Pour en savoir plus:

Sur les règles et politiques de la BBC: bbc.co.uk/aboutthebbc/policies

Sur les pratiques journalistiques de la BBC: bbc.co.uk/journalism

Pour consulter le fil Twitter portant sur la discussion autour de l'utilisation des médias sociaux à la BBC, allez voir sous le mot-clé: #bbcsms

Les dangers du cyberespace

Invité à prendre la parole dans le cadre de la conférence Mesh 2011 qui a lieu à Toronto, Ronald Deibert, professeur à l'Université de Toronto où il dirige le centre de recherche Citizen Lab, a brossé un portrait assez sombre de l'avenir du cyberespace. L'augmentation de la criminalité s'accompagne inévitablement d'un contrôle accru sur le web. Selon Deibert, le web devait être un lieu où tous les citoyens seraient libres et protégés par un certain anonymat.

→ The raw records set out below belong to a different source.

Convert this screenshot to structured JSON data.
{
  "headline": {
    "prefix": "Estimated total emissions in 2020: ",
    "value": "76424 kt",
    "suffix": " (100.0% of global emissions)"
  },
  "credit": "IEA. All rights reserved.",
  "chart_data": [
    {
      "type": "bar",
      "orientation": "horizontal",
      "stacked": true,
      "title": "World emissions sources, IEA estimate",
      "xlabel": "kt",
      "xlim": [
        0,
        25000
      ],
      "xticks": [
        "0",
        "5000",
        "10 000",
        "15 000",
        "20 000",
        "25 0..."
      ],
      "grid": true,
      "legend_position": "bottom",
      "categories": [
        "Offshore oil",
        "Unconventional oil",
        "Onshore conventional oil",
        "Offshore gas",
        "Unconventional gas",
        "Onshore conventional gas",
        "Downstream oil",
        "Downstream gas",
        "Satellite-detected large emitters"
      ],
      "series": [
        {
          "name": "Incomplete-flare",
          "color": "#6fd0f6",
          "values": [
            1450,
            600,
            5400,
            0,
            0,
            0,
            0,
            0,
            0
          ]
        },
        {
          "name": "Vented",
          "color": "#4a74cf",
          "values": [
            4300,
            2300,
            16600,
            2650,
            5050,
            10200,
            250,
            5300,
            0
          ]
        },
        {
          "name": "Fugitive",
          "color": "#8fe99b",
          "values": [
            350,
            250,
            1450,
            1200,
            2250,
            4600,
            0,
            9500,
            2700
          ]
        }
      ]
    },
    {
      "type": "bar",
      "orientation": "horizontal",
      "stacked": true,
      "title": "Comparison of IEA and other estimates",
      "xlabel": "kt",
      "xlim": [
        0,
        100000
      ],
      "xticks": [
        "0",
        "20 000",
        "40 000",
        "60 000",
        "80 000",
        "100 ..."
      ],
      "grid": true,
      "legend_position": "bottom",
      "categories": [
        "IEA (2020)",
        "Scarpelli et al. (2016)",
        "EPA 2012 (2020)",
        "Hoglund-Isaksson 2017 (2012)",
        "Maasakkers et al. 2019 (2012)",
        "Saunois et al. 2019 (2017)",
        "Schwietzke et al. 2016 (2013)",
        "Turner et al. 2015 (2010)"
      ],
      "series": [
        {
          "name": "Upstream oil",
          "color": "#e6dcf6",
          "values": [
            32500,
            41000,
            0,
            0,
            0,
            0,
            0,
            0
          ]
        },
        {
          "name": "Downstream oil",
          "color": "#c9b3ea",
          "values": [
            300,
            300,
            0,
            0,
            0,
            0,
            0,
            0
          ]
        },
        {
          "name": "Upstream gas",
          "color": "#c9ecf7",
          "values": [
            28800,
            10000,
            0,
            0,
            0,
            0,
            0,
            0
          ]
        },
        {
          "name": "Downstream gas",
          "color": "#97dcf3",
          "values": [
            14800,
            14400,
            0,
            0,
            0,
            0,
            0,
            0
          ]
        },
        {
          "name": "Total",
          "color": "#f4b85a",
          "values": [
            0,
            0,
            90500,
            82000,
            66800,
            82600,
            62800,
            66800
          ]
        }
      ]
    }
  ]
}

Or, c'est loin d'être le cas, dit-il. On assiste au contraire à une montée du contrôle, de la censure et de l'autocensure. Pour en savoir plus sur le cybercrime et les menaces à la liberté d'expression sur le web: opennet.net

infowar-monitor.netCitizenlab.org

Journalisme à la canadienne

Pour la première fois depuis la création des bourses de journalisme Nieman, il y a 74 ans, c'est un journaliste canadien à l'emploi d'un site de nouvelles, et non d'un média traditionnel, qui aura la chance d'aller étudier à Harvard. Il s'agit de David Skok, directeur de l'information à globalnews.ca. Il se joindra à un groupe composé de 23 journalistes provenant des quatre coins de la planète. Son projet de recherche porte sur la présence journalistique canadienne dans un environnement médiatique sans État et sans frontières. Au Québec, les journalistes Paule Robitaille et Christian Rioux ont déjà obtenu cette prestigieuse bourse.